Ce qui est certain en tout cas – que les Brigades gravitent dans l’orbite d’al-Qaïda ou dans celle du Hezbollah -, c’est que la situation est manifestement mûre, en Cisjordanie mais surtout à Gaza, pour voir émerger une tendance encore plus radicale que le Hamas ou le Jihad islamique. Le Fatah est déconsidéré par des années de mauvaise gestion et de corruption, le Hamas peine manifestement à s’imposer, mais aussi et surtout, la mouvance al-Qaïda et/ou le Hezbollah peuvent estimer que les évènements de ces dernières semaines ont démontré la « faiblesse » relative d’Israël et que le recours à des méthodes plus « dures » permettrait de remporter des points et d’obtenir bien davantage que par la négociation. Il est certes fort difficile de s’en prendre directement aux Israéliens – bien qu’une reprise des attentats soit possible – protégés d’une part par la clôture de sécurité et d’autre part par des mesures de sécurité draconiennes, mais frapper les Occidentaux présents à Gaza et leurs intérêts (ou, si possible, les intérêts israéliens à l’étranger) peut représenter une option intéressante aux yeux des djihadistes qui pourraient ainsi espérer amener la communauté internationale à  s’impliquer davantage dans le règlement du conflit.

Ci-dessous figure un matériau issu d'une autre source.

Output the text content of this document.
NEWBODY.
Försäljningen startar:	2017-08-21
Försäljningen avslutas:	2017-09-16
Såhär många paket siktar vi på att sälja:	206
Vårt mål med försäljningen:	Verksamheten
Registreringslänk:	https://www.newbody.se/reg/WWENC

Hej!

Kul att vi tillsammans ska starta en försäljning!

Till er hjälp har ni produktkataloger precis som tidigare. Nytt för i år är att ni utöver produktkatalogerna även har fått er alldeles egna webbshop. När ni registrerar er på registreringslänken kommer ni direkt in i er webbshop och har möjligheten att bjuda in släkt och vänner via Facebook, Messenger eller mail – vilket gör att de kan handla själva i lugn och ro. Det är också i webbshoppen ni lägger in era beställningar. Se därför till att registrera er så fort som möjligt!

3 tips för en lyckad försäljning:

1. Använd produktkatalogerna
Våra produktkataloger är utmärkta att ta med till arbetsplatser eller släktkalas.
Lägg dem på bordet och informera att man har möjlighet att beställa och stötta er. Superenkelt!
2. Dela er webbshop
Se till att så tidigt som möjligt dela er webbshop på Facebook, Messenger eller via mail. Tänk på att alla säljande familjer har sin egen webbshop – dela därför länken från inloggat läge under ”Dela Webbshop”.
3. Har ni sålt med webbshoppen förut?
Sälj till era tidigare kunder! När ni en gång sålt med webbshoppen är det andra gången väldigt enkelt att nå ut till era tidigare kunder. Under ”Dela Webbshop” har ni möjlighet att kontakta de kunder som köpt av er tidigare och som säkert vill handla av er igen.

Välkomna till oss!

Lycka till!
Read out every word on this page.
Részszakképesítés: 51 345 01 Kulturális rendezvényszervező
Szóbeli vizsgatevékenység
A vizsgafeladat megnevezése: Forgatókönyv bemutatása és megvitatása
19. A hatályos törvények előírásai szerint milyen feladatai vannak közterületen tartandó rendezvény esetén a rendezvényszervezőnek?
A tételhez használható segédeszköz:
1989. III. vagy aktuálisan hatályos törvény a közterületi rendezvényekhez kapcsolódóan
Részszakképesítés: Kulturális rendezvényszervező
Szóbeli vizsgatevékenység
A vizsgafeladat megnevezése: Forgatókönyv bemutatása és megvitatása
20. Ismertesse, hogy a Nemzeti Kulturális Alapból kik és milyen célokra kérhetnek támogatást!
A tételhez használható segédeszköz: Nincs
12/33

Le risque serait alors de voir cette communauté isoler davantage encore Israël. Autre risque majeur : voir la Bande de Gaza basculer définitivement dans un chaos à l’irakienne qui détruirait ce qui reste du processus de paix et aurait un effet de déstabilisation sur toute la région.
Un mot encore pour regretter qu’Israël, précisément, ne soit pas au mieux de sa forme – avec un chef d’état-major boursicoteur, un ministre de la Défense faible, un Premier ministre indécis et d’autres membres éminents de son élite politique impliqués dans de regrettables scandales – pour faire face avec efficacité, résolution et intelligence à cette nouvelle menace.
Il y a quelques semaines, des inscriptions avaient fleuri sur les murs de Jérusalem et de Tel-Aviv : « Sharon réveille-toi, Olmert est dans le coma ». Sharon, malheureusement, a peu de chances de se réveiller mais le coma d’Ehud Olmert semble s’aggraver…. 
La mouvance du djihad et le Hezbollah, eux, vont bien. Merci pour eux.